Making a password-protected folder on Contao

Posted by Howard Richardson (comments: 0)

I recently tried adding HTTP authentication to a folder of downloadable PDFs on a Contao installation. This is the sort of authentication where the browser itself prompts you for a username and password and then Apache checks that, usually against a password file specified by .htaccess. It's a quick and dirty way of adding password protection to a directory of files, when all you need is the functionality and none of the fuss.

However, adding in the files using Contao's "downloads" content element, highlighted a shortcoming of this approach. The downloads content element prints you a nice link to the file, but when you click it, it funnels the whole file to you via PHP, totally bypassing the authentication.

After pulling my hair out over this one, and considering rewriting a special version of the download module which didn't act this way, I realised there was a much simpler solution.
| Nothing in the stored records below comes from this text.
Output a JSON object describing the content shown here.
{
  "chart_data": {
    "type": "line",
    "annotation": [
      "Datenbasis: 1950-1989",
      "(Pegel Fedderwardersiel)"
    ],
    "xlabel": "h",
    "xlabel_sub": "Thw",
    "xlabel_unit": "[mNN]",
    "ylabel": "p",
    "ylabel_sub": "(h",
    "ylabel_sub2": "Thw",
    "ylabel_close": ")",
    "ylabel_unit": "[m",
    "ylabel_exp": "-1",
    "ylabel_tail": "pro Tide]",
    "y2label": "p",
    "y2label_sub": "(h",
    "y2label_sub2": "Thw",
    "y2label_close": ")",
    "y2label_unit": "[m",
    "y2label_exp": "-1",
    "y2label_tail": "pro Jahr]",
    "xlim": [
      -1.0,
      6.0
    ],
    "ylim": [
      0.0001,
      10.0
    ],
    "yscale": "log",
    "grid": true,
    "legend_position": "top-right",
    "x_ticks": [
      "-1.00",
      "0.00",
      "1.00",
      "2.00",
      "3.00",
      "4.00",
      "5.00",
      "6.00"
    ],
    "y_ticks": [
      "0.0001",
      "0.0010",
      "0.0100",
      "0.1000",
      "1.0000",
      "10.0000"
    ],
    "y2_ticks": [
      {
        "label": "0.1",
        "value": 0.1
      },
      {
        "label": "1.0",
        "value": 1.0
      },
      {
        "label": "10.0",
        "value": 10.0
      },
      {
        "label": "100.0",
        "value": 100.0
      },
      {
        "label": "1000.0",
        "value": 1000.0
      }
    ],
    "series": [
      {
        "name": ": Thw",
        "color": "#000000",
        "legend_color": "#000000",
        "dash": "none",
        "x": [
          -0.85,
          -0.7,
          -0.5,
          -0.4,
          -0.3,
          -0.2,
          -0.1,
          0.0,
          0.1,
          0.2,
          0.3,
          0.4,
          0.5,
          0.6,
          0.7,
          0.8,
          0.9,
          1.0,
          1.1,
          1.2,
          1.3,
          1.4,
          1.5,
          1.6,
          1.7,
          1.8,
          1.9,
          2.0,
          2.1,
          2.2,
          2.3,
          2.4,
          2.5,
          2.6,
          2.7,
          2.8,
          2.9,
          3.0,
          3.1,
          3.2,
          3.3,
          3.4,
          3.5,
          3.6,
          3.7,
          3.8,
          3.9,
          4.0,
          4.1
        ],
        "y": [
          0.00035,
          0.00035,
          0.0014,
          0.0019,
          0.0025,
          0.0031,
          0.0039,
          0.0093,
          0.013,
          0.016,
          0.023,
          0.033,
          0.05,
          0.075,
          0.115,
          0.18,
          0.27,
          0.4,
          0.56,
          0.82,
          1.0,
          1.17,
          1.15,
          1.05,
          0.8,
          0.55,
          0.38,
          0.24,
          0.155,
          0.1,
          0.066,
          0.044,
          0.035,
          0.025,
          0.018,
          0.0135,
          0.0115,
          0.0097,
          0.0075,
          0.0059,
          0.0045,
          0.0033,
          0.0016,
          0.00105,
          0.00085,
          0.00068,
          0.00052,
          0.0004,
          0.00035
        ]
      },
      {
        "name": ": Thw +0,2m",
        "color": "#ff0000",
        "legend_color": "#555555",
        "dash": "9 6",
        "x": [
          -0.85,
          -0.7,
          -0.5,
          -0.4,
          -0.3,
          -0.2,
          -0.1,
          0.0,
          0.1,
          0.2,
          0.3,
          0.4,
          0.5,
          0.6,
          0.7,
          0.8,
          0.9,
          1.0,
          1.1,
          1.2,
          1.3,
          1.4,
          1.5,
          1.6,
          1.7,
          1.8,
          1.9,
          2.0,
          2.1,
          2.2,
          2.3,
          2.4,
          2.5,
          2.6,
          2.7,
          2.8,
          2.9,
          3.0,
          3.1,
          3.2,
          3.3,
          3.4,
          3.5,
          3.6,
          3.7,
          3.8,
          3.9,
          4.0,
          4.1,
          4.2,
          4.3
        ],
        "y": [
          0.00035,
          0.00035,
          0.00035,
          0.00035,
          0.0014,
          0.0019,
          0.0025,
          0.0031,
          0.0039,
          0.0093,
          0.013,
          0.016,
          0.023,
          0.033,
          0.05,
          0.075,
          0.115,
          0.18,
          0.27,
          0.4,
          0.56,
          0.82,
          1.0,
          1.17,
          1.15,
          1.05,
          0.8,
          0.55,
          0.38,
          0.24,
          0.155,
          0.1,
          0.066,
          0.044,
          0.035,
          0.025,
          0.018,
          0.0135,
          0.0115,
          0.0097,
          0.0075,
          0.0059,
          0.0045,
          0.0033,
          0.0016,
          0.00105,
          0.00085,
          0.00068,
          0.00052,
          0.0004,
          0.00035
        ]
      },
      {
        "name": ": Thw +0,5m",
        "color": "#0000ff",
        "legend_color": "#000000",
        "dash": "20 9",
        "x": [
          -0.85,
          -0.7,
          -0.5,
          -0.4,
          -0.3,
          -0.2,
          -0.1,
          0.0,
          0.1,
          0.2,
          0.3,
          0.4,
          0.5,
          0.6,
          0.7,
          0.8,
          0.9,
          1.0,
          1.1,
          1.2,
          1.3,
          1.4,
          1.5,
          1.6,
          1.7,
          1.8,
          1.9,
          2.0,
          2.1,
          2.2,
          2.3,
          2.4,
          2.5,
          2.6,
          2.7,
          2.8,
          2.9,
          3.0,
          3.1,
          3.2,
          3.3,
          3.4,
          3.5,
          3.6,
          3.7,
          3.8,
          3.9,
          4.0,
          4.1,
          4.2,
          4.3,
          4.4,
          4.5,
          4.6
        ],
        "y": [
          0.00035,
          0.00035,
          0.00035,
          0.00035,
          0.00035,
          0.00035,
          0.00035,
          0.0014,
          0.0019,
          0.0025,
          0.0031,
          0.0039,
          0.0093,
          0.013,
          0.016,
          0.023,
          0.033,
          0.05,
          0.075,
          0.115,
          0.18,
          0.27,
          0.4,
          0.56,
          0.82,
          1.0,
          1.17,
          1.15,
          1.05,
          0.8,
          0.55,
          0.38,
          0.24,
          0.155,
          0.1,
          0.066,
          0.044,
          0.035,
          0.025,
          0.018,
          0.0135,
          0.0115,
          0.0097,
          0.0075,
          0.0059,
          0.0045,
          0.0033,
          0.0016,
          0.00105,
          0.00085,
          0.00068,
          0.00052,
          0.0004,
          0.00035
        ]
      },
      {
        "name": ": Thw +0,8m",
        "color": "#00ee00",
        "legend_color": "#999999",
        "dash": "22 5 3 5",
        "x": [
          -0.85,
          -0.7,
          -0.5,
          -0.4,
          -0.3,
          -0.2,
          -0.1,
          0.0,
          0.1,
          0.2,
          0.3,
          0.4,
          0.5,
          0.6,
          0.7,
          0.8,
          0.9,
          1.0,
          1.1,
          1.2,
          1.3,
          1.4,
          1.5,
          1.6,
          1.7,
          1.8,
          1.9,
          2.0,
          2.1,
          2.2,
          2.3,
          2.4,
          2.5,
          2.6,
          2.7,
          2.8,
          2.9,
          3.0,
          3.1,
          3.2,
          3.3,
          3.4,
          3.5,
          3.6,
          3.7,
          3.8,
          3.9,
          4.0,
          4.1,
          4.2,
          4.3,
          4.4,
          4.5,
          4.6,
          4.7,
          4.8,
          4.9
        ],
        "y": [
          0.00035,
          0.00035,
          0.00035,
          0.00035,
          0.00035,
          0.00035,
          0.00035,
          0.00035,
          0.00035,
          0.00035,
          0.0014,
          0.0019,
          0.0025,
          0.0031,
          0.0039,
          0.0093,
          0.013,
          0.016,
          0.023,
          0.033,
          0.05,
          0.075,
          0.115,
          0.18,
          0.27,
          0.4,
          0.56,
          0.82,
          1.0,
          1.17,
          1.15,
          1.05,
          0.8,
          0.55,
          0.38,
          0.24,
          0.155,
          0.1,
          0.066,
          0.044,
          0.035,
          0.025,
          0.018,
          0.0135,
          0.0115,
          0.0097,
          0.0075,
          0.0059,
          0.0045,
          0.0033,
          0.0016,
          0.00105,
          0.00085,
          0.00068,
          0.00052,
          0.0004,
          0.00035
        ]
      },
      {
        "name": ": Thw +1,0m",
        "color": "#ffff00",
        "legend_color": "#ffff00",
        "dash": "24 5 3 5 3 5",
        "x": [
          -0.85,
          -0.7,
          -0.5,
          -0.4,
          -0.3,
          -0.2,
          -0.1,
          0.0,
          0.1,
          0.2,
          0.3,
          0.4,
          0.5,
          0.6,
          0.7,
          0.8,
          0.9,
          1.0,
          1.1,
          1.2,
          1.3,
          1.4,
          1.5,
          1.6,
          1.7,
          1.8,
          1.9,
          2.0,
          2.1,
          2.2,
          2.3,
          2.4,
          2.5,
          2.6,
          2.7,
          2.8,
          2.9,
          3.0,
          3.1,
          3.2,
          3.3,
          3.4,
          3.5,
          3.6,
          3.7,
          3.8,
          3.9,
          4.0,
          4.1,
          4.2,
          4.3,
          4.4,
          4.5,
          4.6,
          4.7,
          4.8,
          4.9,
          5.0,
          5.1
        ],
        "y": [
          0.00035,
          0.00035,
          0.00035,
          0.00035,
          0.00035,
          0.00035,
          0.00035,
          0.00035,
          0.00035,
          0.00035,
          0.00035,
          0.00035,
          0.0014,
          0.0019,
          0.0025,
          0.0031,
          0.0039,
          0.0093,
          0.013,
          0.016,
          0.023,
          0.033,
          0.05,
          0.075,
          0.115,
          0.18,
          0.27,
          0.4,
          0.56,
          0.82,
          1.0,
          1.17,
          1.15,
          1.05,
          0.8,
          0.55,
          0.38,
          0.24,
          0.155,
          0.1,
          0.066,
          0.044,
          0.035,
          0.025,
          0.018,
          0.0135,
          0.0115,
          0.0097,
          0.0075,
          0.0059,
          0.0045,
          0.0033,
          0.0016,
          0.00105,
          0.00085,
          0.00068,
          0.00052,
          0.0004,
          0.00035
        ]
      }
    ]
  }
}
The files themselves were still directly linkable, and when you did so the authentication kicked in, so all I needed to do were come up with some Apache mod_rewrite rules to turn all file requests in that directory back into direct links. And so were born these two lines:

RewriteCond %{QUERY_STRING} ^file=files/pw_protected/(.*)
RewriteRule .* /files/pw_protected/%1? [L]

In this case files/pw_protected is the path of the password-protected folder. The rule matches any filename being passed as a parameter to Contao and then rewrites it directly as a straight link. The trailing question mark on the RewriteRule is to remove the QUERY_STRING from the rewritten URL. Being final, this rewrite rule needs to go before all other usual ones in the Contao root .htaccess file (but obviously inside the mod_rewrite section).

It works a treat, and no programming was required in the end. Hope this helps someone else deal with the same issue.